J’ai la chance d’appartenir à un domaine de recherche très vaste, où l’ouverture d’esprit et la multidisciplinarité sont de rigueur.
Ma plus grande influence a été le directeur de laboratoire de mon doctorat, Takashi Ikegami, mais aussi Frans de Waal, un éthologiste étudiant les chimpanzés et bonobos, et Nathan Myhrvold, auteur d’une encyclopédie en cinq volumes sur les sciences de la cuisine. Trois personnes aux intérêts variés, qui sont une force de changements dans la science.
J’ai rencontré le Professeur Ikegami lorsque j’ai commencé à vouloir m’éloigner de l’IA traditionnelle et que j’ai commencé à chercher des laboratoires pour un stage. Dès le premier contact, il fut très différent des autres chercheurs que j’ai pu solliciter. La première chose qui m’a frappé a été la diversité des origines scientifiques de ses étudiants : philosophes, anthropologistes, biologistes, mathématiciens et informaticiens communiquaient sans encombre pour obtenir des idées très originales. Par la suite, je me suis aussi rendu compte de la liberté qui nous était donnée par rapport à un laboratoire traditionnel. Là-bas, chaque étudiant pouvait poursuivre son intuition et choisir son projet de recherche, sans qu’il soit imposé par le directeur de recherche. Cette atmosphère, qui pouvait sembler un peu chaotique, a été très inspirante pour moi.
Quels messages voudriez-vous faire passer aux jeunes qui souhaiteraient suivre un parcours similaire ?

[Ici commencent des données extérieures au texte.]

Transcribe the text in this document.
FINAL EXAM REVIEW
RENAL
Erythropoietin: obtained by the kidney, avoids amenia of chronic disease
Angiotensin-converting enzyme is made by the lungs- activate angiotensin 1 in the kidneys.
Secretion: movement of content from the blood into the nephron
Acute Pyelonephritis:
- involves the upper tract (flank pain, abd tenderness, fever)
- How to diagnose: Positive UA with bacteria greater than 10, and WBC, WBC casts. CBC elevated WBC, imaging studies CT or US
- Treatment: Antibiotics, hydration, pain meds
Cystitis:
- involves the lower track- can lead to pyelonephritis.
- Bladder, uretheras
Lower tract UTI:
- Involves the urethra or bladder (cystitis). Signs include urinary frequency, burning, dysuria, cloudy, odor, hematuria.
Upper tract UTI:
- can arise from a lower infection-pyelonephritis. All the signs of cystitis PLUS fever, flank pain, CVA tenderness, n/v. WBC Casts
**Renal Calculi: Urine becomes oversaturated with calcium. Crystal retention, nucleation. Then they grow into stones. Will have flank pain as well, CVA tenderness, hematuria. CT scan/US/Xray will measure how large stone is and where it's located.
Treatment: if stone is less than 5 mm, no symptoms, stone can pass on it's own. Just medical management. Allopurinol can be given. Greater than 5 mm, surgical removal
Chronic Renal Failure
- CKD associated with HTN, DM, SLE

Il n’y a pas qu’une seule façon d’atteindre ses buts, et il n’y a pas non plus qu’un seul but qui vous donnera satisfaction au niveau professionnel. Mon parcours est étrange et plein d’imprévus, mais ce sont ces imprévus qui le rendent unique et qui ont façonné mes connaissances éclectiques, ce qui me permet d’aborder la recherche d’un point de vue original.